A gift offered, for the first time in her life, in true gratitude.
Chapter XIV: The Final Battle
Astride mounts of great beauty, the golden and silver sons of Faeris’lyr marched alongside T’Rer. The three cut a handsome figure, noble, shining, and determined. Verine strode a few paces back, her head raised proud and sure of her nephews.
T’Zyri, her own mount gaunt and wretched, followed closely behind.
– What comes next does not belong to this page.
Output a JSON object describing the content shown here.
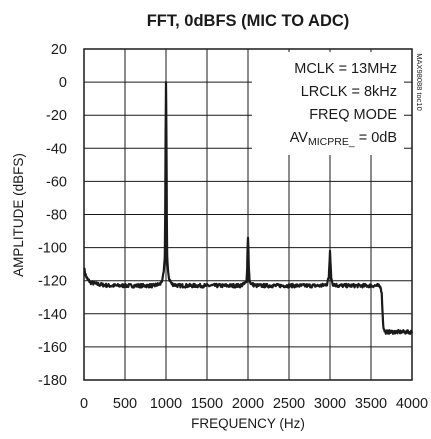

Of course, T’Rer had assured, there would be no real fight. Faeris’lyr was nearly dead from his illness, and his troops were decimated.
“I will offer your father a warrior’s choice,” T’Rer explained. “He may step down and bloodlessly concede, or he may face me in one-on-one combat. Should he win, he may offer me the choice of concession or death. Should he lose a fight, I shall slay him.”
T’Zyri let out a protest of derision. “Brother, all we have done, and you offer a choice?”
“Dear sister, should he fight, he will lose.” Chiding T’Rer continued, “it is honorable to offer him a warrior’s death and fair to offer him a peaceful Fall. He has served his time.”
Ever the pragmatist, T’Zyri rolled her eyes.
“Besides, this is agreeable to his sons,” and the two brothers nodded.
T’Rer approached the field of haggard soldiers and the frail, wheezing Faeris’lyr.
“My soldiers stand down,” Faeris’lyr attempted to yell and cough. “This is between the two of us to decide.”
Beodhen felt, for the first time in his life, pride.
T’Rer offered the former King of Gods his choice. Combat to the death or peaceful surrender.
Faeris’lyr, once strong and handsome, limped forward, his mind slow but determined.
He noticed not the snake at his heel.
As Faeris’lyr approached T’Rer to state his choice, coils rose around him. T’Zyri emerged behind Faeris’lyr.
Faeris’lyr opened his mouth to offer his choice and, as he did so, T’Zyri slit his throat.
The first King of the Pantheon collapsed and shook the earth beneath him.
The field was silent. The Schemer had decided the battle.
For the Family.
The first Blood War was won. The second Pantheon would rise.
Had she truly listened, T’Zyri might have been its queen. But this is a story for another time.